Livret de famille : Pierre Deladonchamps, Céline Sallette, Grégoire Leprince-Ringuet, Michel Fau…

Signes particuliers : Téchiné, une valeur sûre.

LE DRAME IDENTITAIRE D’ANDRÉ TÉCHINÉ

LA CRITIQUE DE NOS ANNÉES FOLLES

Résumé : La véritable histoire de Paul qui, après deux années au front, se mutile et déserte. Pour le cacher, son épouse Louise le travestit en femme. Dans le Paris des Années Folles, il devient Suzanne. En 1925, enfin amnistié, Suzanne tentera de redevenir Paul…

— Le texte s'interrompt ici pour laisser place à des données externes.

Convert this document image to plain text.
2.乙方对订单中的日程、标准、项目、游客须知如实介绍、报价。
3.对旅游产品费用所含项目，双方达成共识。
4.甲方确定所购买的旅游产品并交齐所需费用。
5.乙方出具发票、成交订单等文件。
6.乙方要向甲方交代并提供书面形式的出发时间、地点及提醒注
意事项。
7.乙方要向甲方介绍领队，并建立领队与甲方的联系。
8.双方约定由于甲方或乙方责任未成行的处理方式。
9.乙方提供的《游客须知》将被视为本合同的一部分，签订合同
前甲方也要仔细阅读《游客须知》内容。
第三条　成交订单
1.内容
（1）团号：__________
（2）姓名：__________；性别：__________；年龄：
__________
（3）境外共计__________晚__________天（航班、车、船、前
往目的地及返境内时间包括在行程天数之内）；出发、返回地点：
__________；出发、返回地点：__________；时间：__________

C’est avec une régularité assez admirable qu’André Téchiné continue de travailler depuis plus de 45 ans, pour nous offrir des œuvres qui ne sont plus des chefs-d’œuvre depuis belle lurette (il est loin le prix de la mise en scène à Cannes pour Rendez-Vous), mais qui ont toujours cette bonne tenue faisant de chaque nouveau cru, un film au minimum intéressant, au mieux plein de grâce, à l’image de son précédent Quand on a 17 ans. Avec Nos Années Folles, Téchiné porte à l’écran l’histoire vraie de Paul Grappe, soldat déserteur qui s’est travesti en « Suzanne » pour échapper à la Police Militaire durant la Première Guerre Mondiale. Mais dans le Paris des années folles, Suzanne est devenue plus qu’une ruse pour Paul. Au point qu’il sera difficile de revenir en arrière et que son couple s’en trouvera menacé. Emmené par Pierre Deladonchamps et Céline Salette, Nos Années Folles est le récit d’une folie qui s’est muée en tragédie.

Avec Nos Années Folles et à travers ce portrait lumineux et déchirant de la vie de Paul Grappe, André Téchiné parle de beaucoup de choses. Il parle de trouble identitaire, il parle d’amour inconditionnel, il parle de passion fatale… Il parle surtout de comment une identité de substitution va être le seul moyen pour un homme, d’oublier ses actions honteuses en s’oubliant lui-même dans un autre « soi » si différent, que le réel va s’effacer dans cet autre monde aussi fantasmagorique que tangible. Pour Paul Grappe, devenir Suzanne n’est pas qu’une simple transformation physique maligne. C’est une mue, le glissement dans une nouvelle peau si éloignée, qu’elle ne va pas modifier que son identité, elle emportera avec elle son vécu, sa personnalité, son existence. Paul est Suzanne, mais Suzanne n’est pas Paul. Sous ses habits d’apparats, l’homme devient femme, le triste devient gai, le frustré devient décomplexé, le traumatisé devient libéré, et tout ce qui relie Paul à Paul, n’existe plus. Et Nos Années Folles de devenir une sorte de drame psychanalytique sur un exécutoire psychologique aux allures de renaissance dangereuse. Car comment quitter ensuite cette peau mentalement si confortable ? Un peu comme dans le Une Nouvelle Amie de François Ozon, Nos Années Folles va parler d’une addiction qui va prendre des accents tragiques.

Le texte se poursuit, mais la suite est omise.